Take a close look at the nineteen recommendations by these two revered individuals who really care about our health care system, and then think about what impact these recommendations would have. Most of the them would hardly qualify as tweaks, though several of them would certainly be beneficial if we were to support the perpetuation of the current system. But what they do not do is to provide a new financing infrastructure that we would need to improve efficiency, equity, universality, access, quality, comprehensiveness, affordability, portability, and to reduce the administrative burden through public administration – features of a single payer national health program.
We can be thankful that we have individuals like Timothy Jost and Harold Pollack who have dedicated themselves to improve what we have. Until we can enact a single payer system, we need their efforts to continue. Yet they concede that “improvements to the ACA that require congressional action are unlikely.” That is the same reason given for not advocating for a single payer system – it supposedly is not politically feasible.
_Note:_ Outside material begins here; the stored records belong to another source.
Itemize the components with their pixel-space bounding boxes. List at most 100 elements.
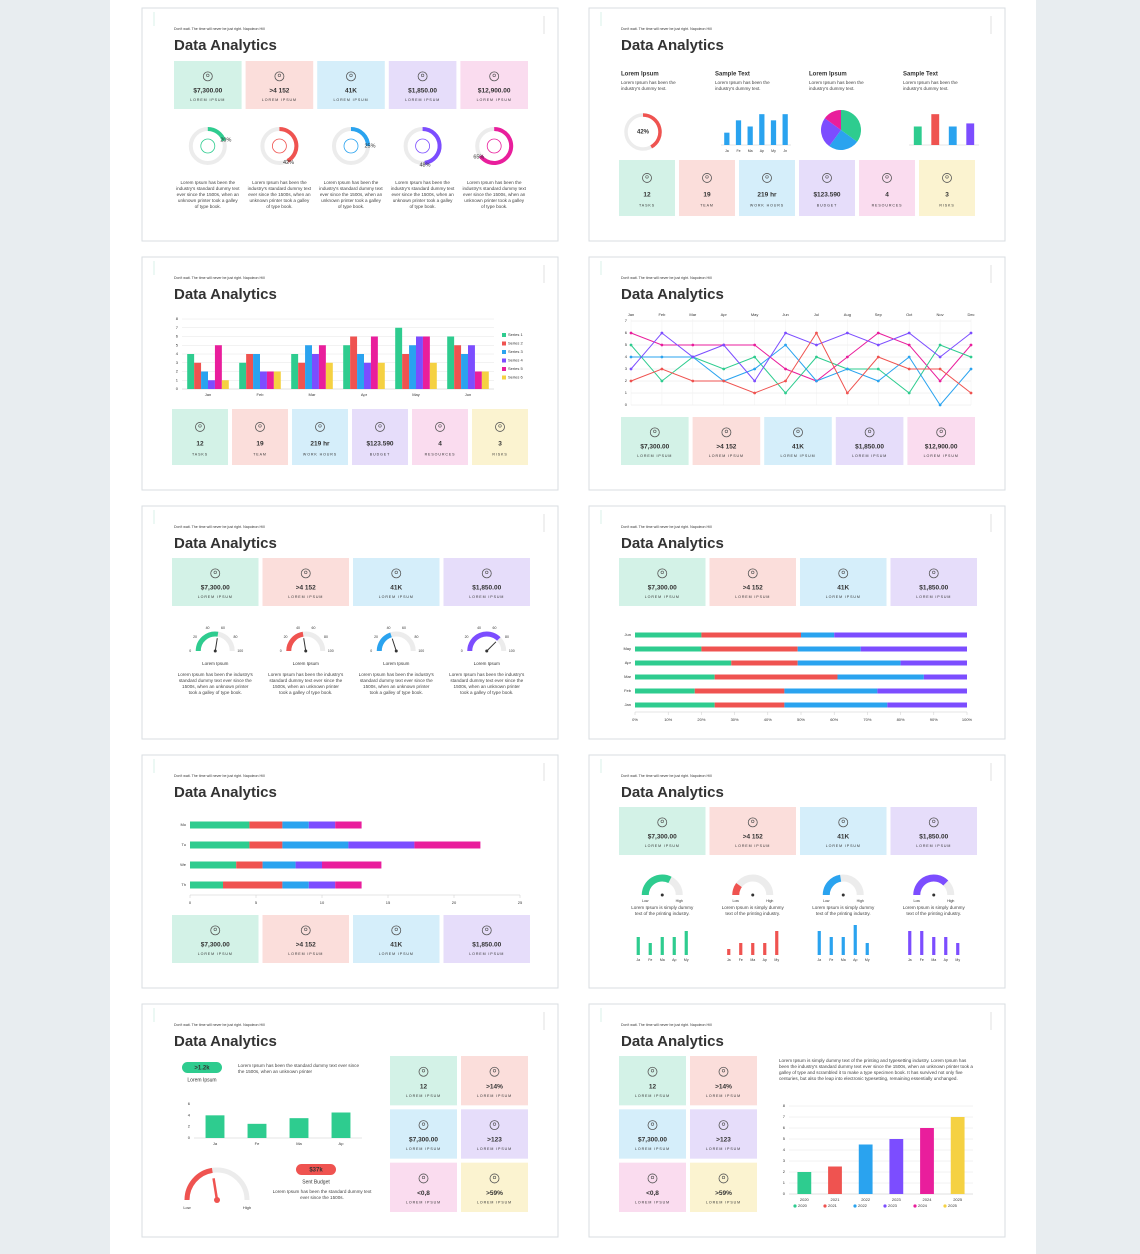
ring-text-box: Lorem Ipsum has been the industry's stan… [176,180,240,209]
kpi-card [390,1056,457,1106]
gauge-needle [212,1178,219,1201]
bar [187,354,195,389]
bar [364,362,371,389]
y-tick-label: 6 [188,1101,191,1106]
line-point [907,343,911,347]
bar-segment [797,646,861,652]
bar-segment [797,660,901,666]
card-icon [274,71,285,82]
card-icon [762,173,772,183]
body-text-box: Lorem Ipsum is simply dummy text of the … [779,1058,973,1081]
ring-label: 25% [364,143,375,149]
gauge-hub [751,893,755,897]
x-tick-label: Fe [829,958,833,962]
bar [956,943,960,955]
line-point [722,379,726,383]
card-icon-dot [206,73,210,77]
line-point [969,343,973,347]
line [630,344,972,394]
x-tick-label: Jun [782,312,788,317]
y-tick-label: Jan [625,702,631,707]
y-tick-label: 1 [176,377,179,382]
legend-label: 2021 [828,1203,838,1208]
kpi-value: <0,8 [417,1190,430,1197]
mini-text: Lorem Ipsum has been the industry's dumm… [903,80,958,91]
line-point [938,343,942,347]
x-tick-label: Jan [205,392,211,397]
kpi-card [619,807,706,855]
gauge-tick-label: 80 [234,635,238,639]
bar-segment [635,688,695,694]
kpi-card [800,807,887,855]
y-tick-label: May [623,646,631,651]
line-point [722,367,726,371]
line-point [691,355,695,359]
kpi-label: LOREM IPSUM [635,1201,670,1205]
bar [305,345,312,389]
mini-title: Lorem Ipsum [621,72,659,78]
kpi-value: $1,850.00 [919,584,948,591]
bar-segment [190,881,223,889]
kpi-card [443,558,530,606]
gauge-tick-label: 40 [477,626,481,630]
kpi-label: LOREM IPSUM [405,98,440,102]
badge-text-box: Lorem Ipsum has been the standard dummy … [273,1189,372,1200]
gauge-needle [391,638,397,652]
kpi-label: LOREM IPSUM [637,454,672,458]
bar-segment [190,821,250,829]
line-point [938,403,942,407]
y-tick-label: Th [181,882,186,887]
bar [739,943,743,955]
kpi-label: WORK HOURS [750,203,784,207]
card-icon-dot [492,1122,497,1126]
card-icon [838,817,849,828]
bar [214,345,222,389]
legend-swatch [502,341,506,346]
line-point [629,379,633,383]
kpi-label: LOREM IPSUM [635,1147,670,1151]
slide [141,7,559,242]
y-tick-label: 2 [625,378,628,383]
card-icon-dot [438,424,442,428]
card-icon-dot [932,570,936,574]
bar-segment [923,674,967,680]
y-tick-label: 3 [625,366,628,371]
card-icon [838,568,849,579]
card-icon [418,1173,429,1184]
card-icon-dot [394,570,398,574]
ring-text: Lorem Ipsum has been the industry's stan… [390,180,455,209]
kpi-card [619,160,675,216]
kpi-value: $7,300.00 [638,1137,667,1144]
bar-segment [784,702,888,708]
mini-title: Sample Text [903,72,938,78]
pie-slice [824,110,841,130]
x-tick-label: Ja [727,958,731,962]
ring-text: Lorem Ipsum has been the industry's stan… [176,180,240,209]
card-icon [864,427,875,438]
y-tick-label: 4 [625,354,628,359]
card-icon [936,427,947,438]
ring-label: 65% [473,155,484,161]
x-tick-label: Ma [750,958,755,962]
badge [182,1062,222,1073]
card-icon [489,1066,500,1077]
kpi-value: >4 152 [743,584,763,591]
kpi-label: LOREM IPSUM [826,844,861,848]
card-icon-dot [825,175,829,179]
x-tick-label: 2022 [861,1197,871,1202]
line-point [629,355,633,359]
kpi-label: RISKS [492,452,507,456]
bar [858,1144,873,1194]
card-icon [481,568,492,579]
kpi-label: LOREM IPSUM [469,595,504,599]
card-icon-dot [213,570,217,574]
gauge-low: Low [914,899,921,903]
y-tick-label: 0 [188,1135,191,1140]
kpi-value: 12 [649,1083,657,1090]
kpi-value: $12,900.00 [478,87,511,94]
bar [291,354,299,389]
ring-arc [642,113,662,149]
line-point [753,355,757,359]
bar [447,336,455,389]
kpi-card [262,558,349,606]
But you don’t compromise policy for politics. You change politics so that you can achieve optimal policy.
Unfortunately Harold Pollack has a problem with PNHP. He has written, “I happen to dislike PNHP leaders’ unhelpful stance in the current debate,” and “I wish the group would talk and act rather differently in this debate,” and “Indeed its leaders denigrate important provisions of ACA that expand access for 32 million people and protect millions against catastrophic financial risks.” In fact, we have supported the beneficial gains of ACA as important transitional improvements until we can move the political process to achieve single payer. This matters because this abrasiveness has reduced the framing to incremental changes or nothing, when the framing should be incremental changes or single payer.
From the list in this report, the proposed incremental changes are far too feeble when compared to the need. I feel certain that Timothy Jost would be on board if there were a politically feasible path to single payer. I just wish Harold Pollack would join us as well.